The largely upbeat review, conducted by the Vancouver Police Department at the transit force’s request, also flags high overtime costs and includes a series of recommendations to improve policing of the SkyTrain and bus system.
It generally credits a “back to basics” approach to beat policing to ensure a visible police presence on the SkyTrain system.
The report found transit system violent crime fell 13.4 per cent from 2008 to 2010 and dropped nearly 20 per cent on SkyTrain’s Expo and Millennium lines.
That was faster than the decline in violent crime in nearby cities like Vancouver and Surrey, but property crime rates on transit lines didn’t drop as fast.
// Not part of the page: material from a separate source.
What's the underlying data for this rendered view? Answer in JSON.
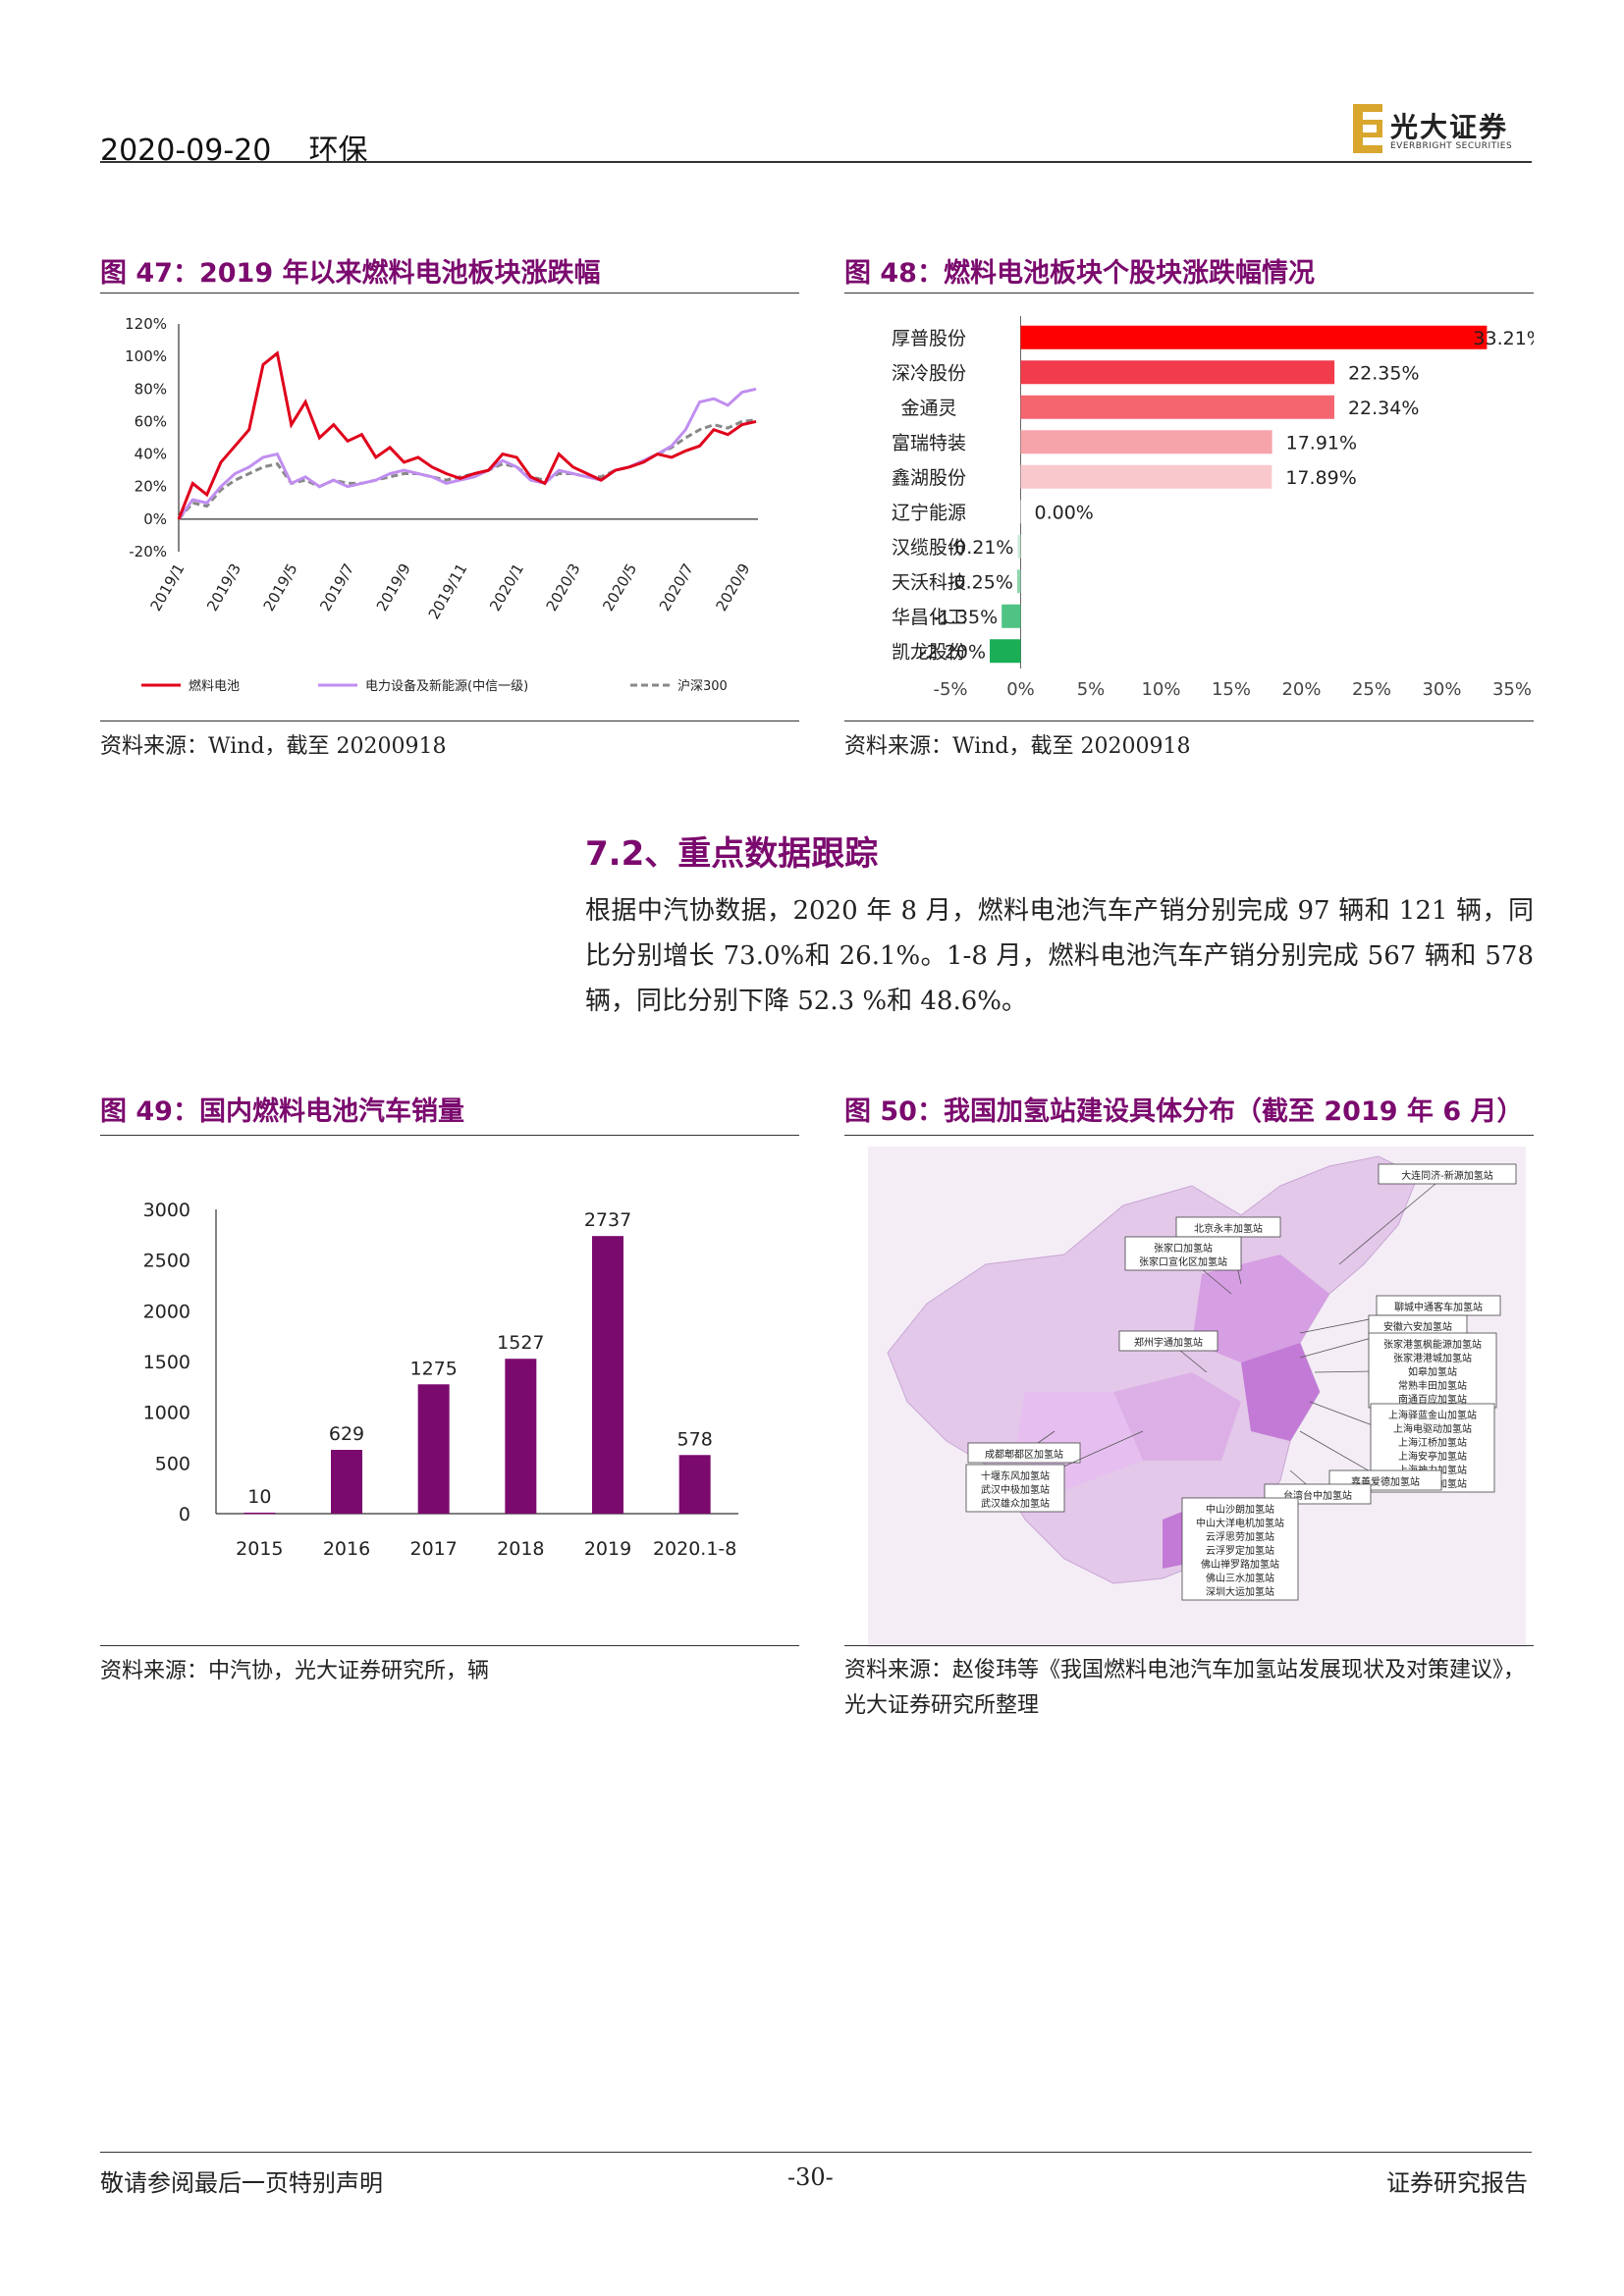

The report recommends Transit Police establish permanent foot patrols to target the most crime-ridden SkyTrain stations and bus loops, target park-and-ride lots during the day when car thieves know cars will be parked for long periods and that officers target problem night bus routes from 2 to 4 a.m.
It also advises the force to focus on SkyTrain lines, where the crime rate is much higher than on buses.
Activation of SkyTrain station fare gates in 2013 will change policing, the report says, reducing the need for fare enforcement on the system.
But it warns bottlenecks of passengers lined up to get through the turnstiles may “create hostility among commuters and disorder outside fare paid zones” that will require police attention.
“The Compass Card system will exacerbate the congestion problem because transit riders will also have to tap out before they exit the station.”
Operating costs of $158,000 per officer could be lower, the report said, and it called the more than $1 million per year in overtime logged high, even taking into account higher Sunday premiums and overtime rates that are terms of officers’ union contract.
Chief Neil Dubord said overtime costs have been cut 50 per cent in the first three months of this year.
“We’re paying far closer attention to overtime management,” he said.
Three surplus patrol cars and an arrest van have also been decommissioned in response to the review.
Dubord said officers will continue to guard against fare evaders even after gates are installed because some people will still find ways to enter without paying.
Asked if the VPD-led review can be seen as fair since senior VPD officers on secondment were heading the Transit Police at the time it was commissioned, Dubord defended the decision.
“The choice was one of cost efficiency and operational experience and who had experience to do it as well,” he said. “We’re happy with the audit.”
The findings also shed light on how far the force is stretched, noting the current contingent of 167 officers, fully deployed, can patrol 14 per cent of SkyTrain or two per cent of the bus system on a typical weekday.
Canadian Taxpayers Federation B.C. director Jordan Bateman said he wishes the review had considered alternative ways of policing the transit system, using an integrated police unit modeled after IHIT or the gang task force.
“There are cheaper ways to deliver that service,” Bateman said.
“I question the effectiveness of a force that’s ramping up to spend $30 million a year. I question the value for money there.”